The Classroom Problem: Plagiarism, Shortcuts, and the Integrity Question

The policy's aspirations meet their hardest test in English and humanities classrooms, where the line between AI-assisted thinking and AI-substituted thinking is frequently invisible. Rebecca Vaccaro, head of the English department at Bishop Ireton High School in Alexandria, has spent three years watching student reliance on AI increase. Students submit paragraphs generated by chatbots, sometimes incorporating AI-written material into papers that are otherwise their own, sometimes submitting work that is almost entirely machine-produced. Detection is unreliable. The writing patterns that once flagged plagiarism have shifted.

Vaccaro's response has been structural: handwritten in-class assignments, low-stakes "discovery writing" that prioritizes process over product, and explicit classroom discussion of what ethical AI use actually looks like. History teacher Garrett Fabacher at the same school has developed assignments specifically designed to be "AI-resistant" - tasks requiring personal observation, contextual reasoning, or original synthesis that a language model cannot convincingly replicate.

At St. Veronica School in Chantilly, Latin teacher Jenifer Scott and literature teacher Kandis Rouck have returned to composition books and pens. The choice is deliberate. Writing by hand, they argue, protects the cognitive process that makes writing worthwhile. Rouck put it plainly: reaching for an AI tool interrupts the mental flow that produces genuine thought. Scott made the same point about Latin translation - using an AI-powered translation service produces a correct answer and teaches nothing. The value of the exercise is in the struggle toward the answer, not the answer itself.
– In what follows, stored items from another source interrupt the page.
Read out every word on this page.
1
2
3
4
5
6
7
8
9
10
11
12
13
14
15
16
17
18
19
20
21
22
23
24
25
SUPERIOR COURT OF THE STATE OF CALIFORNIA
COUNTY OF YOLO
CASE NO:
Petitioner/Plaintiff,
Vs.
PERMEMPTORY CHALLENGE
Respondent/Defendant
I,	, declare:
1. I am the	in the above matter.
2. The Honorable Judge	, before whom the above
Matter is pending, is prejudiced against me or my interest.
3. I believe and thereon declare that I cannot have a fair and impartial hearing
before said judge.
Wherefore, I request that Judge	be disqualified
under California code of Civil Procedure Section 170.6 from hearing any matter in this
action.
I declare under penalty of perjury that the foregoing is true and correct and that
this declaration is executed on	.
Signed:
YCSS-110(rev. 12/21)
What This Policy Signals for Institutions Beyond the Diocese

The Arlington diocese's approach is notable less for any single decision than for the coherence of its underlying framework. Most institutional AI policies written in the last two years have been reactive - produced in response to a specific incident or external pressure, focused on prohibition rather than pedagogy. This one begins from a stated set of values and asks how AI fits within them, rather than asking how to stop students from misusing a tool that has already arrived.

Second grade teacher Jonathan deBernardo from Queen of Apostles School in Alexandria offered a pointed example of what that value-driven caution looks like in practice: a chatbot asked to simplify a scripture passage for young readers may return a version that distorts the original meaning or, in his word, is outright heretical. The prompt shapes the output, and the educator must understand both well enough to catch the difference. That is not a technical skill. It is a critical one - and the kind that AI literacy, properly taught, is designed to build.

The broader lesson from Arlington may be that institutions which begin with clear values have a more stable foundation for AI policy than those chasing the technology itself. As the tools change - and they will change significantly - the questions of human dignity, authentic learning, and ethical use will remain constant. That is, perhaps, exactly what a liberal arts education grounded in moral reasoning is designed to prepare students to answer.